Gaussian Process Regression is only available in exact, closed form when the data likelihood is assumed to be Gaussian. However, in many use-cases data can be:

- Discrete count data (such as population), in which case the most appropriate likelihood is Poisson;
- Binary classification data, in which case an appropriate likelihood could be the probit model.

To deal with this, there are a number of approximation methods, such as the Laplace approximation. See [[Murphy: Probabilistic Machine Learning: Advanced Topics](https://probml.github.io/pml-book/book2.html) (Section 18.4)] for an excellent treatment. The `scikit-learn` [GP classification](https://scikit-learn.org/stable/modules/generated/sklearn.gaussian_process.GaussianProcessClassifier.html#sklearn.gaussian_process.GaussianProcessClassifier) uses the Laplace method.

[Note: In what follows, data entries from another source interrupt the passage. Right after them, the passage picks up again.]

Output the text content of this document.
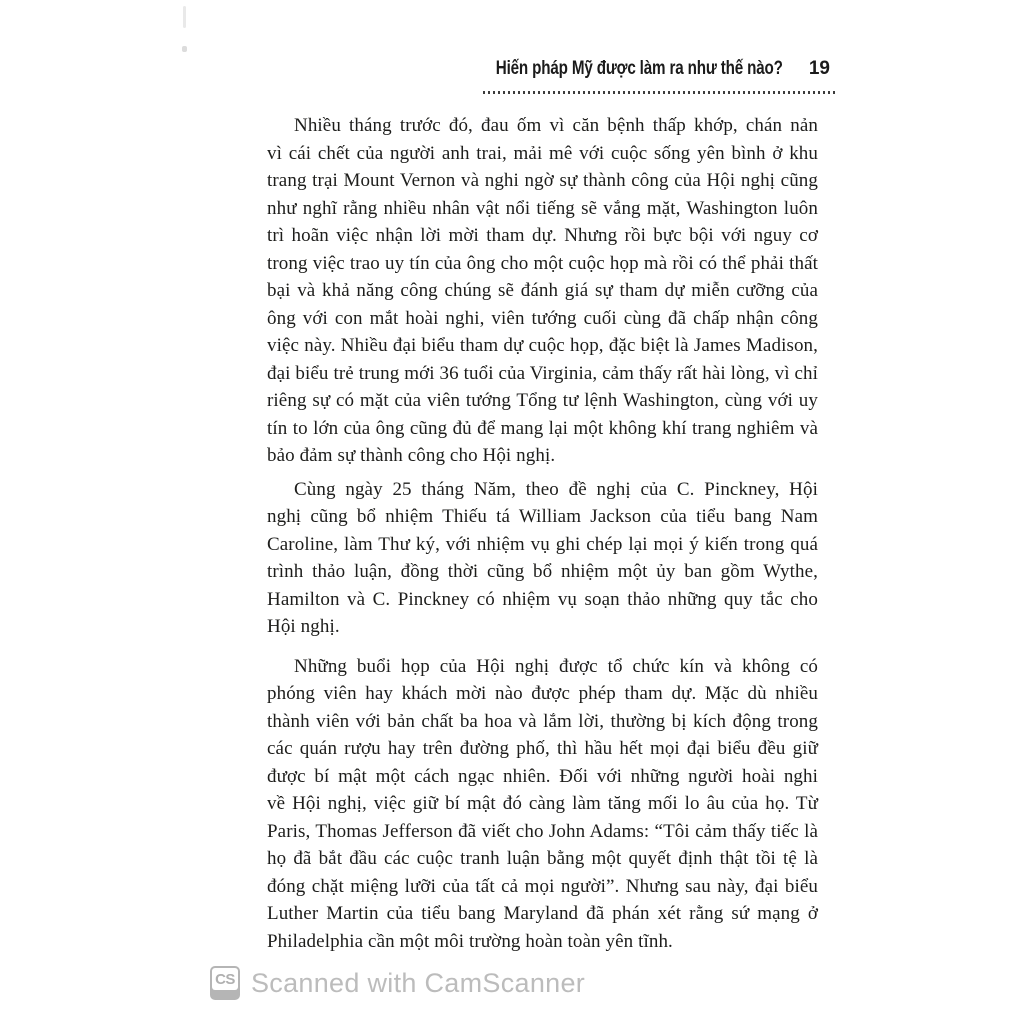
Hiến pháp Mỹ được làm ra như thế nào? 19
Nhiều tháng trước đó, đau ốm vì căn bệnh thấp khớp, chán nản
vì cái chết của người anh trai, mải mê với cuộc sống yên bình ở khu
trang trại Mount Vernon và nghi ngờ sự thành công của Hội nghị cũng
như nghĩ rằng nhiều nhân vật nổi tiếng sẽ vắng mặt, Washington luôn
trì hoãn việc nhận lời mời tham dự. Nhưng rồi bực bội với nguy cơ
trong việc trao uy tín của ông cho một cuộc họp mà rồi có thể phải thất
bại và khả năng công chúng sẽ đánh giá sự tham dự miễn cưỡng của
ông với con mắt hoài nghi, viên tướng cuối cùng đã chấp nhận công
việc này. Nhiều đại biểu tham dự cuộc họp, đặc biệt là James Madison,
đại biểu trẻ trung mới 36 tuổi của Virginia, cảm thấy rất hài lòng, vì chỉ
riêng sự có mặt của viên tướng Tổng tư lệnh Washington, cùng với uy
tín to lớn của ông cũng đủ để mang lại một không khí trang nghiêm và
bảo đảm sự thành công cho Hội nghị.
Cùng ngày 25 tháng Năm, theo đề nghị của C. Pinckney, Hội
nghị cũng bổ nhiệm Thiếu tá William Jackson của tiểu bang Nam
Caroline, làm Thư ký, với nhiệm vụ ghi chép lại mọi ý kiến trong quá
trình thảo luận, đồng thời cũng bổ nhiệm một ủy ban gồm Wythe,
Hamilton và C. Pinckney có nhiệm vụ soạn thảo những quy tắc cho
Hội nghị.
Những buổi họp của Hội nghị được tổ chức kín và không có
phóng viên hay khách mời nào được phép tham dự. Mặc dù nhiều
thành viên với bản chất ba hoa và lắm lời, thường bị kích động trong
các quán rượu hay trên đường phố, thì hầu hết mọi đại biểu đều giữ
được bí mật một cách ngạc nhiên. Đối với những người hoài nghi
về Hội nghị, việc giữ bí mật đó càng làm tăng mối lo âu của họ. Từ
Paris, Thomas Jefferson đã viết cho John Adams: “Tôi cảm thấy tiếc là
họ đã bắt đầu các cuộc tranh luận bằng một quyết định thật tồi tệ là
đóng chặt miệng lưỡi của tất cả mọi người”. Nhưng sau này, đại biểu
Luther Martin của tiểu bang Maryland đã phán xét rằng sứ mạng ở
Philadelphia cần một môi trường hoàn toàn yên tĩnh.
CS Scanned with CamScanner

The MCMC sampling approach is attractive as we can theoretically sample from any non-conjugate likelihood to simulate an exact solution. This works using a Metropolis-Hastings style accept/reject step informed by the given likelihood.

However, the performance of traditional Metropolis-Hastings suffers in high dimensions such as in spatial problems where there are many data points, because the acceptance probability in the Metropolis step degenerates to zero. In this repo we implement MCMC using the [preconditioned Crank-Nicholson proposal step](https://en.wikipedia.org/wiki/Preconditioned_Crank%E2%80%93Nicolson_algorithm), which is well-defined in infinite dimensions.

## Usage

Use the algorithm as you would normally use `scikit-learn` [Gaussian Process regression](sklearn.gaussian_process.GaussianProcessRegressor) or [classification](https://scikit-learn.org/stable/modules/generated/sklearn.gaussian_process.GaussianProcessClassifier.html#sklearn.gaussian_process.GaussianProcessClassifier):

```python
>>> import numpy as np
>>> from gpr_mcmc import GaussianProcessMCMCRegressor as GPMR
>>> gpmr = GPMR(
ell=0.2, # default RBF kernel length
log_likelihood='poisson',
random_state=np.random.default_rng(42) # seed for MCMC sampling
)
>>> gpmr.fit(X_train, y_train)
gpr_mcmc.gpr_mcmc.GaussianProcessMCMCRegressor
>>> gpmr.score(X_test, y_test, method="mae") # mean absolute error
```

See [demo.ipynb](demo.ipynb) for a real example using spatial data.
### Main options

- `mcmc_method`: MCMC variant to use. "grw" is Gaussian random walk - Metropolis-Hastings with a Gaussian prior proposal. "pcn" is preconditioned Crank-Nicholson which does not degenerate in infinite-dimensions.
- `log_likelihood`: If str, must be one of `poisson`, `gaussian` or `probit`. If a callable, see [likelihoods.py](likelihoods.py) for example implementations.
- `kernel`: Any GPR kernel from `scikit-learn` [Kernel API](https://scikit-learn.org/stable/modules/gaussian_process.html#kernels-for-gaussian-processes). If None, RBF kernel is used with ell given by `ell`.
- `beta`: step size using in MCMC proposals. Controls the "temperature" of the sampling.